Diversification only insulates a portfolio from decline if assets remain uncorrelated. Stock market crashes are largely non-diversifiable within the stock market. This is because the correlations between stocks increase dramatically in volatile market conditions. Such is the fate of Direxion’s Daily Technology Bull fund, hereinafter referred to as TECL.
The following companies comprise the top ten components of TECL, abstracted on 16 March 2020 and alphabetized by company name:
- Accenture (ACN)
- Adobe (ADBE)
- Apple (APPL)
- Cisco (CSCO)
- Intel (INTC)
- Mastercard (MA)
- Microsoft (MSFT)
- Nvidia (NVDA)
- Salesforce (CRM)
- Visa (V)
Each company was added to the Security Explorer on our Ticksift platform. Closing prices for the last year, year-to-date, and the last month were pulled, and correlations between securities were charted as correlograms.
Figures and Commentary
Correlograms of decreasing look-back period are presented in trio. Their increasing pallor implies increasing correlation.

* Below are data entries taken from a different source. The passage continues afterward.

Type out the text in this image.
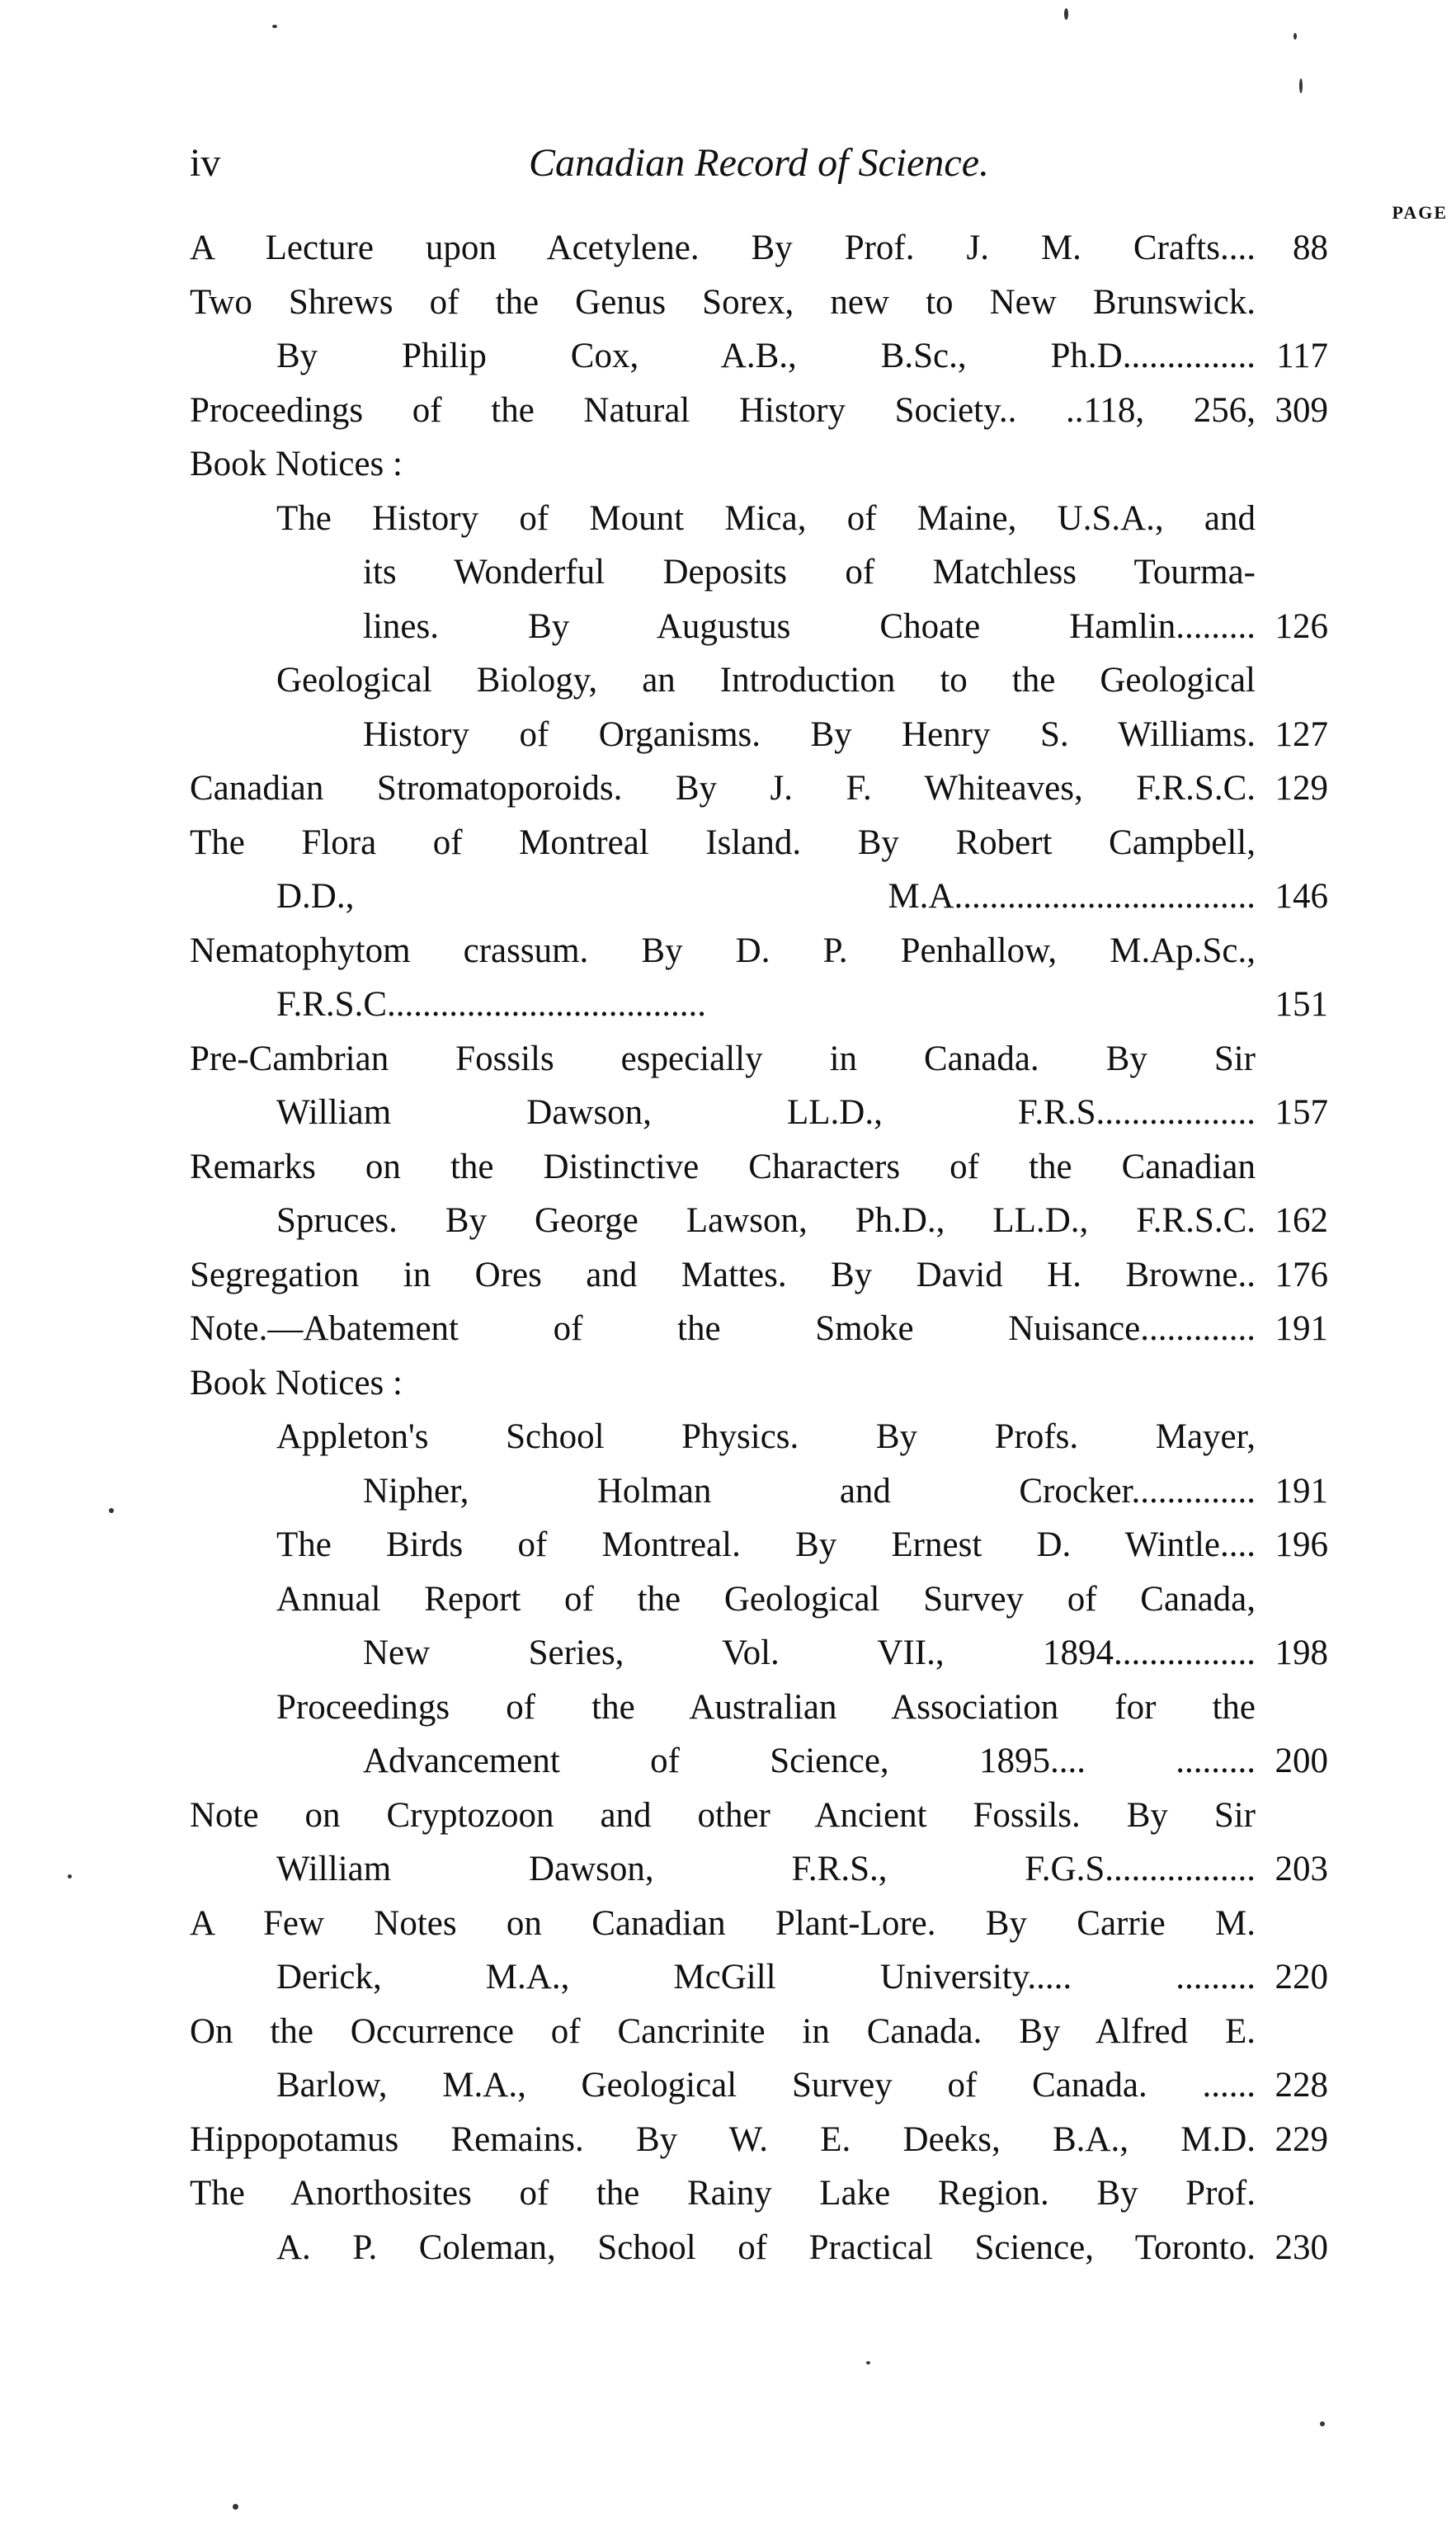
iv	Canadian Record of Science.
PAGE
A Lecture upon Acetylene. By Prof. J. M. Crafts....	88
Two Shrews of the Genus Sorex, new to New Brunswick.
By Philip Cox, A.B., B.Sc., Ph.D............... 117
Proceedings of the Natural History Society.. ..118, 256, 309
Book Notices :
The History of Mount Mica, of Maine, U.S.A., and
its Wonderful Deposits of Matchless Tourma-
lines. By Augustus Choate Hamlin......... 126
Geological Biology, an Introduction to the Geological
History of Organisms. By Henry S. Williams. 127
Canadian Stromatoporoids. By J. F. Whiteaves, F.R.S.C. 129
The Flora of Montreal Island. By Robert Campbell,
D.D., M.A.................................. 146
Nematophytom crassum. By D. P. Penhallow, M.Ap.Sc.,
F.R.S.C....................................	151
Pre-Cambrian Fossils especially in Canada. By Sir
William Dawson, LL.D., F.R.S.................. 157
Remarks on the Distinctive Characters of the Canadian
Spruces. By George Lawson, Ph.D., LL.D., F.R.S.C. 162
Segregation in Ores and Mattes. By David H. Browne.. 176
Note.—Abatement of the Smoke Nuisance............. 191
Book Notices :
Appleton's School Physics. By Profs. Mayer,
Nipher, Holman and Crocker.............. 191
The Birds of Montreal. By Ernest D. Wintle.... 196
Annual Report of the Geological Survey of Canada,
New Series, Vol. VII., 1894................ 198
Proceedings of the Australian Association for the
Advancement of Science, 1895.... ......... 200
Note on Cryptozoon and other Ancient Fossils. By Sir
William Dawson, F.R.S., F.G.S................. 203
A Few Notes on Canadian Plant-Lore. By Carrie M.
Derick, M.A., McGill University..... ......... 220
On the Occurrence of Cancrinite in Canada. By Alfred E.
Barlow, M.A., Geological Survey of Canada. ...... 228
Hippopotamus Remains. By W. E. Deeks, B.A., M.D. 229
The Anorthosites of the Rainy Lake Region. By Prof.
A. P. Coleman, School of Practical Science, Toronto. 230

Fig. 1: Correlogram for TECL securities from 2019-03-13 to 2020-03-13
Fig. 2: Correlogram for TECL securities from 2020-01-01 to 2020-03-13. All correlations are nonnegative.
Fig. 3: Correlogram for TECL securities from 2020-02-13 to 2020-03-13. The palest palette yet.
Line charts of decreasing look-back period are also presented in trio. Their increasing correlation is illustrated by the parallel lines of parallel price movements.
Fig. 4: Line chart for TECL from 2019-03-13 to 2020-03-13
Fig. 5: Line chart for TECL securities from 2020-01-01 to 2020-03-13
Fig. 6: Line chart for TECL securities from 2020-02-13 to 2020-03-13. Note that securities are moving almost perfectly in parallel.
In market routs, leveraged funds with long positions whose correlations increase may exhibit precipitous decline. The inclusion of assets classes such as cash, bonds, certain commodities, or real estate outside of real estate investment trusts may help investors weather stock market crashes. Financial derivatives, provided they were standardized and exchange-traded, survived even the toughest turbulence of 2008 without default. The problem is that volatile market conditions can make the derivatives used to hedge stock positions cost prohibitive once the bonfire of the volatilities begins.